Plus One easy

Problem Statement

Given a non-empty array of digits representing a non-negative integer, increment the integer by one and return the resulting array of digits.

You must not allocate extra space for the result, but you may modify the input array in place. The digits are stored such that the most significant digit is at the index 0, and each element in the array contains a single digit.

Example 1

Input: digits = [1,2,3] Output: [1,2,4] Explanation: The array represents the integer 123. Incrementing by one gives 124.

Example 2

Input: digits = [9] Output: [1,0] Explanation: The array represents the integer 9. Incrementing by one gives 10.

Steps

1. Iterate from the least significant digit: Start from the rightmost digit (end of the array).
2. Increment the digit: Add 1 to the current digit.
3. Handle carry: If the digit becomes 10, set it to 0 and carry-over 1 to the next digit (left). This carry-over will be handled in the next iteration.
4. Check for carry at the most significant digit: If after processing all digits, there's still a carry (meaning the number was all 9s initially), we need to add a new digit (1) at the beginning of the array.
5. Return the modified array: The digits array now holds the incremented integer.

Explanation

The solution leverages the concept of carry-over addition. We process the digits from right to left, similar to how we perform addition manually.

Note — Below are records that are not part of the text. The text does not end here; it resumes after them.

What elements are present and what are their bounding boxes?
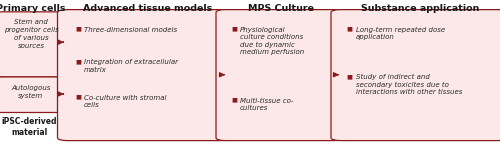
FancyBboxPatch shape bbox=[0, 77, 70, 112]
Text: Three-dimensional models: Three-dimensional models bbox=[84, 27, 177, 33]
Text: ■: ■ bbox=[231, 27, 237, 32]
Text: Physiological
culture conditions
due to dynamic
medium perfusion: Physiological culture conditions due to … bbox=[240, 27, 304, 55]
Text: MPS Culture: MPS Culture bbox=[248, 4, 314, 13]
Text: Substance application: Substance application bbox=[361, 4, 479, 13]
Text: Long-term repeated dose
application: Long-term repeated dose application bbox=[356, 27, 444, 40]
Text: Advanced tissue models: Advanced tissue models bbox=[83, 4, 212, 13]
FancyBboxPatch shape bbox=[0, 12, 70, 77]
Text: iPSC-derived
material: iPSC-derived material bbox=[1, 117, 57, 137]
Text: ■: ■ bbox=[346, 74, 352, 79]
Text: ■: ■ bbox=[75, 27, 81, 32]
Text: Autologous
system: Autologous system bbox=[12, 85, 51, 99]
Text: ■: ■ bbox=[346, 27, 352, 32]
Text: Multi-tissue co-
cultures: Multi-tissue co- cultures bbox=[240, 98, 294, 111]
Text: Primary cells: Primary cells bbox=[0, 4, 66, 13]
Text: Integration of extracellular
matrix: Integration of extracellular matrix bbox=[84, 59, 178, 73]
Text: Co-culture with stromal
cells: Co-culture with stromal cells bbox=[84, 95, 166, 108]
Text: ■: ■ bbox=[231, 98, 237, 103]
FancyBboxPatch shape bbox=[331, 10, 500, 141]
Text: Stem and
progenitor cells
of various
sources: Stem and progenitor cells of various sou… bbox=[4, 19, 58, 49]
FancyBboxPatch shape bbox=[58, 10, 230, 141]
FancyBboxPatch shape bbox=[216, 10, 344, 141]
Text: Study of indirect and
secondary toxicites due to
interactions with other tissues: Study of indirect and secondary toxicite… bbox=[356, 74, 462, 95]
Text: ■: ■ bbox=[75, 95, 81, 100]
Text: ■: ■ bbox=[75, 59, 81, 64]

When a digit plus the carry becomes 10, we reset the digit to 0 and propagate the carry to the next significant digit. This process continues until either a digit doesn't produce a carry or we reach the most significant digit. If a carry remains after processing the most significant digit, we prepend a 1 to the array to accommodate the additional digit.

Code

#include <vector>

std::vector<int> plusOne(std::vector<int>& digits) {
    int n = digits.size();
    for (int i = n - 1; i >= 0; i--) {
        if (digits[i] < 9) {
            digits[i]++;
            return digits;
        }
        digits[i] = 0;
    }
    // If we reach here, it means all digits were 9s.
    std::vector<int> result(n + 1);
    result[0] = 1;
    return result;
}

Complexity

• Time Complexity: O(n), where n is the number of digits. We iterate through the array at most once.
• Space Complexity: O(1) in-place modification. In the worst case (all 9s), we create a new array of size n+1, but this is still considered constant extra space relative to the input size. If we ignore the output array, then it's O(1).